Yukarıda açıklandığı üzere, davanın açılış tarihi itibariyle taraflar arasındaki hukuki ilişkinin 4822 sayılı yasa ile değişik 4077 sayılı Tüketicinin Korunması Hakkında Kanun kapsamında değerlendirilmesi mümkün değildir. Hal böyle olunca,mahkemece uyuşmazlığın genel mahkemesi sıfatı ile görülüp sonuçlandırılması gerekirken tüketici mahkemesi sıfatı ile görülüp sonuçlandırılması usul ve yasaya aykırıdır.Bozmayı gerektirir.
2-Bozma nedenine göre davacının diğer temyiz itirazlarının bu aşamada incelenmesine gerek görülmemiştir.

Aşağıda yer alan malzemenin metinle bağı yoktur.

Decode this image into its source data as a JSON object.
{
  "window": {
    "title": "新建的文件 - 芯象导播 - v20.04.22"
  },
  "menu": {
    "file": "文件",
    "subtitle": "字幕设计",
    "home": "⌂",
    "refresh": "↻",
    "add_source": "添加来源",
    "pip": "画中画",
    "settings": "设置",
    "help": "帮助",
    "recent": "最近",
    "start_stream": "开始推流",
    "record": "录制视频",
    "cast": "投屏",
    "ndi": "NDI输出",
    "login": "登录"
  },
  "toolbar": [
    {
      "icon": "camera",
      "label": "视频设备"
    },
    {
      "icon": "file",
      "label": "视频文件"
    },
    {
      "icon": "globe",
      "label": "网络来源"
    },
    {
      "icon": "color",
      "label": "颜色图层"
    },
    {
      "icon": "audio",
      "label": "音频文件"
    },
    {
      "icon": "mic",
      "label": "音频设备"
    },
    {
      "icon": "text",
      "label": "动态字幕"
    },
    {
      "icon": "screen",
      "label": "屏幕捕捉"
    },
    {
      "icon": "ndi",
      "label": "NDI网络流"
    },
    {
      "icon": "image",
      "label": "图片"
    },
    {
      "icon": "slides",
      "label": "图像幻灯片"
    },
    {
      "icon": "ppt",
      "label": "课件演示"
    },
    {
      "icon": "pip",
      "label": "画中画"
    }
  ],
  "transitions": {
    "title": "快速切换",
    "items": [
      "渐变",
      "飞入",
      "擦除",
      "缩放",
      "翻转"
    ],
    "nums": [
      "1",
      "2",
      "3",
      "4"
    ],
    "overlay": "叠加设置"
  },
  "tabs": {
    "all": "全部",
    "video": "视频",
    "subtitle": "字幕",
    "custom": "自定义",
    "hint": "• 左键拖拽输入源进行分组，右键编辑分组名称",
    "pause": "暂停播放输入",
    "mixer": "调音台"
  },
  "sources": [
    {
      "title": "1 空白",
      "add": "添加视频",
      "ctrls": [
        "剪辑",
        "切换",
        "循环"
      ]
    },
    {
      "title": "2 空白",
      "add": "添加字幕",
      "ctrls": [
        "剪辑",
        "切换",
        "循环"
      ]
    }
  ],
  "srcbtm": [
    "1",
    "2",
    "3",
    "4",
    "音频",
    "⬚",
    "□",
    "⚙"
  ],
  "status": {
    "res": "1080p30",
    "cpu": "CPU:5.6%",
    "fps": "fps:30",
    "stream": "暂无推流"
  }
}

SONUÇ : Yukarıda birinci bentte açıklanan nedenlerle hükmün BOZULMASINA, ikinci bentte açıklanan nedenlerle bu aşamada davacının diğer temyiz itirazlarının incelenmesine yer olmadığına peşin alınan 25,20 TL harcın istek halinde iadesine, HUMK’nun 440/1 maddesi uyarınca tebliğden itibaren 15 gün içerisinde karar düzeltme yolu açık olmak üzere, 13.11.2014 gününde oybirliğiyle karar verildi.